Vulnerable Disclosures – a blog that seems to be re-posting some of my work from here and from PHIprivacy.net without any permission or even attribution – posted this:
Russian hackers have posted information on 10 US banks that have been breached in the past week and a half and are threatening to post additional information. Vulnerable Disclosures volunteers have been monitoring the intrusions via our OSINT-X platform and have seen a large uptick in the amount of information being disclosed.
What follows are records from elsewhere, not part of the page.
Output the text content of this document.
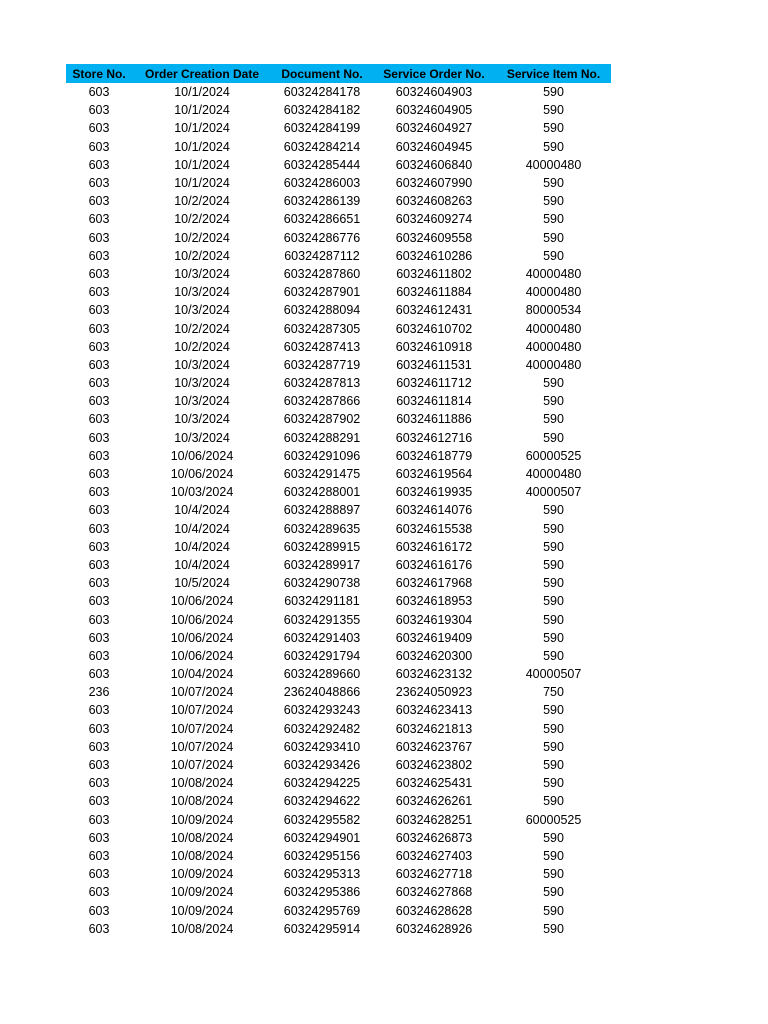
Store No.	Order Creation Date	Document No.	Service Order No.	Service Item No.
603	10/1/2024	60324284178	60324604903	590
603	10/1/2024	60324284182	60324604905	590
603	10/1/2024	60324284199	60324604927	590
603	10/1/2024	60324284214	60324604945	590
603	10/1/2024	60324285444	60324606840	40000480
603	10/1/2024	60324286003	60324607990	590
603	10/2/2024	60324286139	60324608263	590
603	10/2/2024	60324286651	60324609274	590
603	10/2/2024	60324286776	60324609558	590
603	10/2/2024	60324287112	60324610286	590
603	10/3/2024	60324287860	60324611802	40000480
603	10/3/2024	60324287901	60324611884	40000480
603	10/3/2024	60324288094	60324612431	80000534
603	10/2/2024	60324287305	60324610702	40000480
603	10/2/2024	60324287413	60324610918	40000480
603	10/3/2024	60324287719	60324611531	40000480
603	10/3/2024	60324287813	60324611712	590
603	10/3/2024	60324287866	60324611814	590
603	10/3/2024	60324287902	60324611886	590
603	10/3/2024	60324288291	60324612716	590
603	10/06/2024	60324291096	60324618779	60000525
603	10/06/2024	60324291475	60324619564	40000480
603	10/03/2024	60324288001	60324619935	40000507
603	10/4/2024	60324288897	60324614076	590
603	10/4/2024	60324289635	60324615538	590
603	10/4/2024	60324289915	60324616172	590
603	10/4/2024	60324289917	60324616176	590
603	10/5/2024	60324290738	60324617968	590
603	10/06/2024	60324291181	60324618953	590
603	10/06/2024	60324291355	60324619304	590
603	10/06/2024	60324291403	60324619409	590
603	10/06/2024	60324291794	60324620300	590
603	10/04/2024	60324289660	60324623132	40000507
236	10/07/2024	23624048866	23624050923	750
603	10/07/2024	60324293243	60324623413	590
603	10/07/2024	60324292482	60324621813	590
603	10/07/2024	60324293410	60324623767	590
603	10/07/2024	60324293426	60324623802	590
603	10/08/2024	60324294225	60324625431	590
603	10/08/2024	60324294622	60324626261	590
603	10/09/2024	60324295582	60324628251	60000525
603	10/08/2024	60324294901	60324626873	590
603	10/08/2024	60324295156	60324627403	590
603	10/09/2024	60324295313	60324627718	590
603	10/09/2024	60324295386	60324627868	590
603	10/09/2024	60324295769	60324628628	590
603	10/08/2024	60324295914	60324628926	590
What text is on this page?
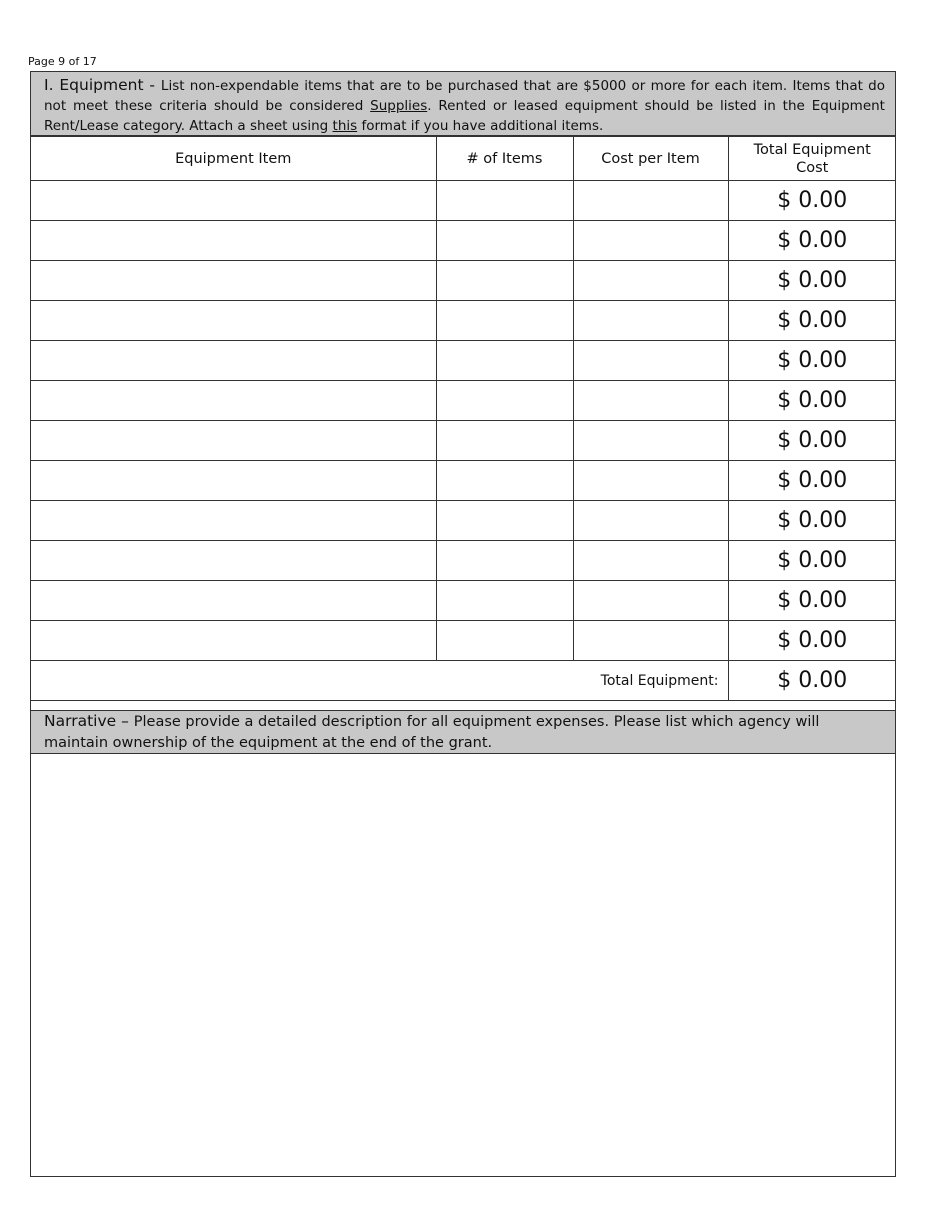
Page 9 of 17
I. Equipment - List non-expendable items that are to be purchased that are $5000 or more for each item. Items that do not meet these criteria should be considered Supplies. Rented or leased equipment should be listed in the Equipment Rent/Lease category. Attach a sheet using this format if you have additional items.
Equipment Item	# of Items	Cost per Item	Total Equipment
Cost
			$ 0.00
			$ 0.00
			$ 0.00
			$ 0.00
			$ 0.00
			$ 0.00
			$ 0.00
			$ 0.00
			$ 0.00
			$ 0.00
			$ 0.00
			$ 0.00
Total Equipment:			$ 0.00
Narrative – Please provide a detailed description for all equipment expenses. Please list which agency will maintain ownership of the equipment at the end of the grant.
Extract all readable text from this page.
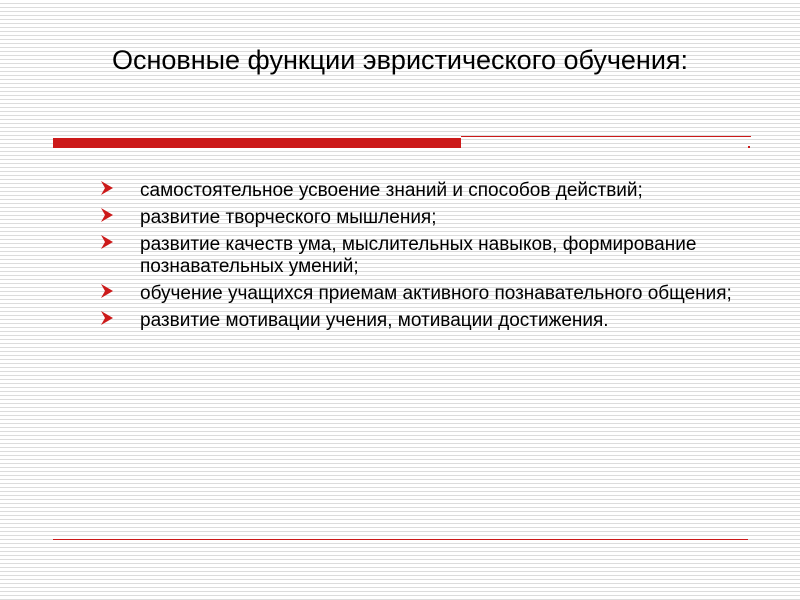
Основные функции эвристического обучения:
самостоятельное усвоение знаний и способов действий;
развитие творческого мышления;
развитие качеств ума, мыслительных навыков, формирование познавательных умений;
обучение учащихся приемам активного познавательного общения;
развитие мотивации учения, мотивации достижения.
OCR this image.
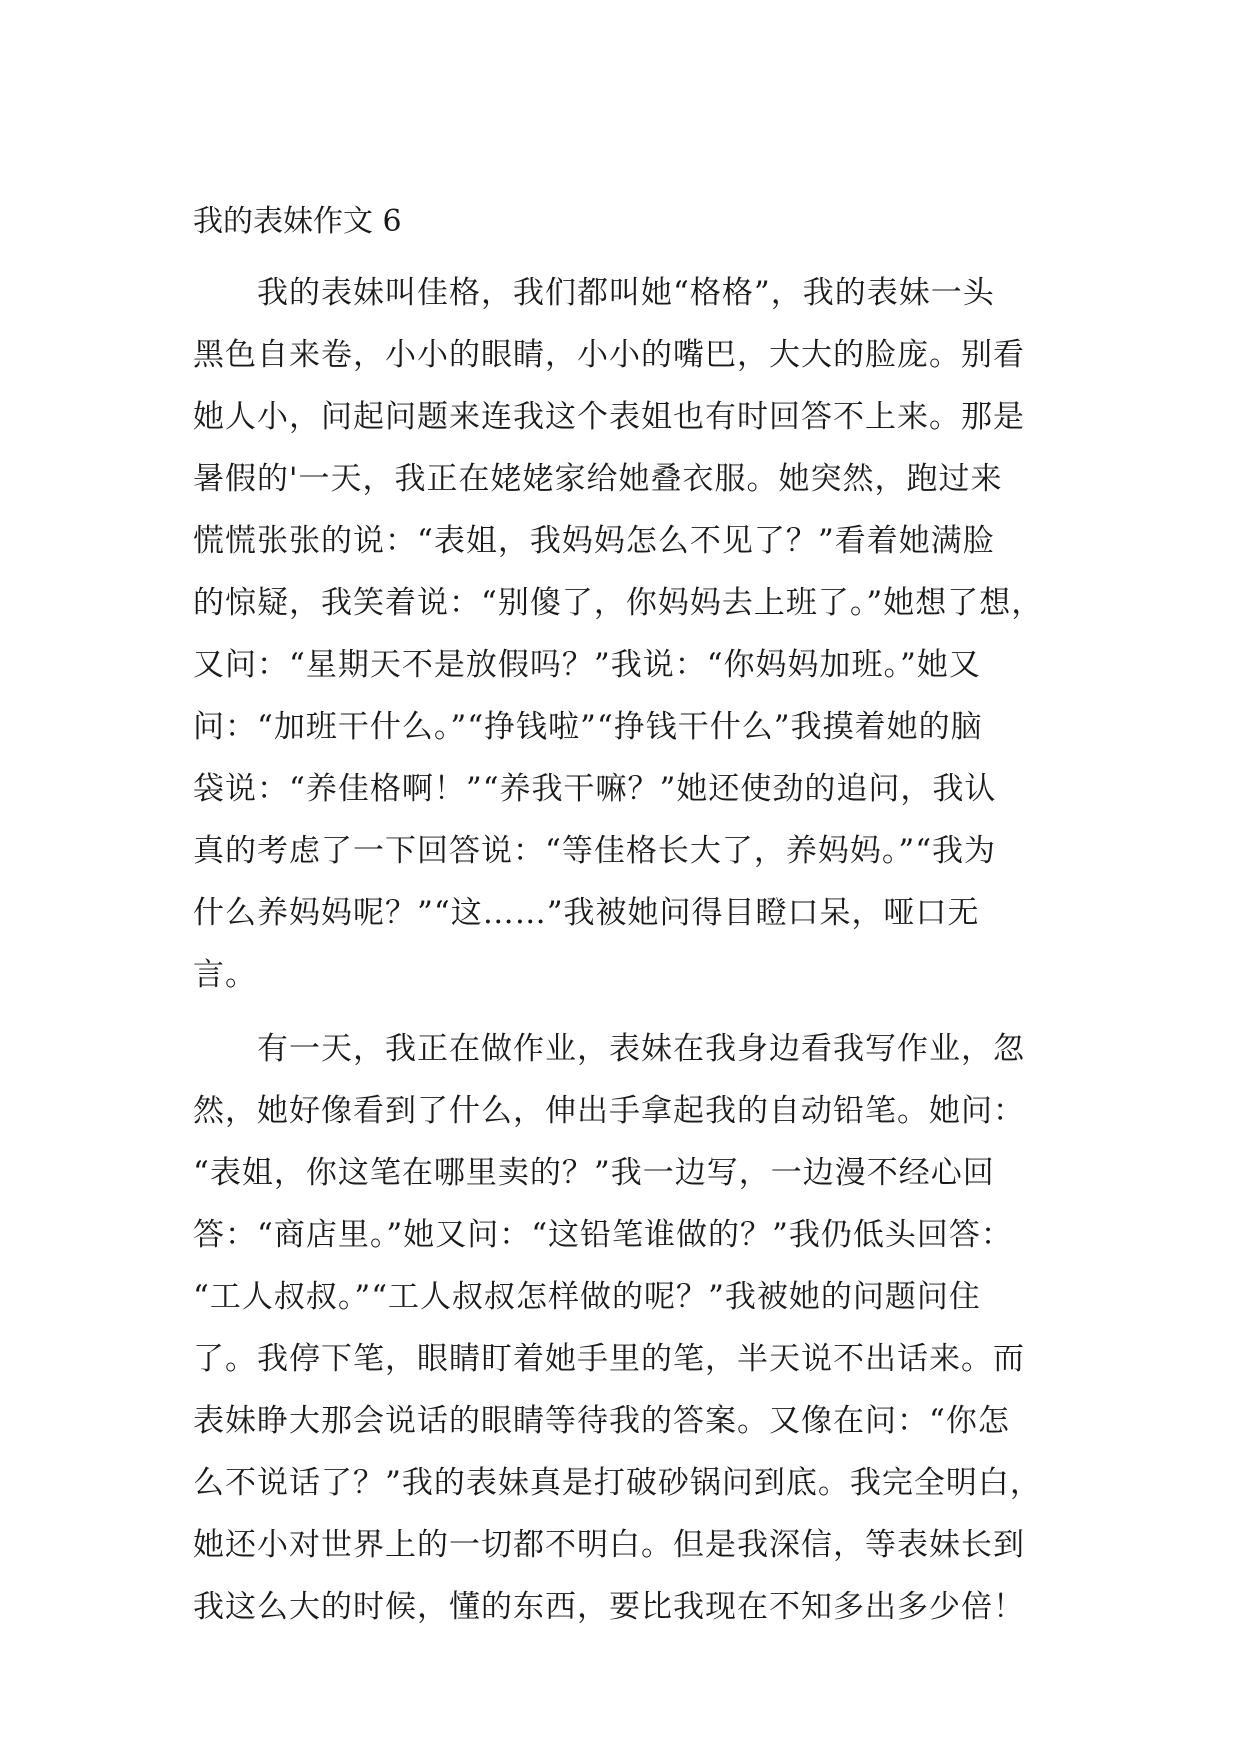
我的表妹作文 6
我的表妹叫佳格，我们都叫她“格格”，我的表妹一头
黑色自来卷，小小的眼睛，小小的嘴巴，大大的脸庞。别看
她人小，问起问题来连我这个表姐也有时回答不上来。那是
暑假的'一天，我正在姥姥家给她叠衣服。她突然，跑过来
慌慌张张的说：“表姐，我妈妈怎么不见了？”看着她满脸
的惊疑，我笑着说：“别傻了，你妈妈去上班了。”她想了想，
又问：“星期天不是放假吗？”我说：“你妈妈加班。”她又
问：“加班干什么。”“挣钱啦”“挣钱干什么”我摸着她的脑
袋说：“养佳格啊！”“养我干嘛？”她还使劲的追问，我认
真的考虑了一下回答说：“等佳格长大了，养妈妈。”“我为
什么养妈妈呢？”“这……”我被她问得目瞪口呆，哑口无
言。
有一天，我正在做作业，表妹在我身边看我写作业，忽
然，她好像看到了什么，伸出手拿起我的自动铅笔。她问：
“表姐，你这笔在哪里卖的？”我一边写，一边漫不经心回
答：“商店里。”她又问：“这铅笔谁做的？”我仍低头回答：
“工人叔叔。”“工人叔叔怎样做的呢？”我被她的问题问住
了。我停下笔，眼睛盯着她手里的笔，半天说不出话来。而
表妹睁大那会说话的眼睛等待我的答案。又像在问：“你怎
么不说话了？”我的表妹真是打破砂锅问到底。我完全明白，
她还小对世界上的一切都不明白。但是我深信，等表妹长到
我这么大的时候，懂的东西，要比我现在不知多出多少倍！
Some of the larger media outlets are choosing not to disclose the breach out of security risk. The banks affected include the following:
- JP Morgan Chase
- First Data
- Suntrust Mortgage
- Several Credit Unions in the US and Canada
Since the disclosure that there were about 9 other financial institutions also impacted besides JPMorgan Chase, many of us have been waiting for the other financial institutions to voluntary disclose their breaches. With today’s post, I think it’s clear that if they don’t disclose voluntarily, Vulnerable Disclosures will likely disclose their breaches and create a PR nightmare for them as to why they didn’t disclose and notify when the customers’ data may have been stolen and marketed in underground markets.
N.B. Emails were sent to FirstData and SunTrust Mortgage asking them to confirm or deny breach, etc. This post will be updated if/when DataBreaches.net receives a response.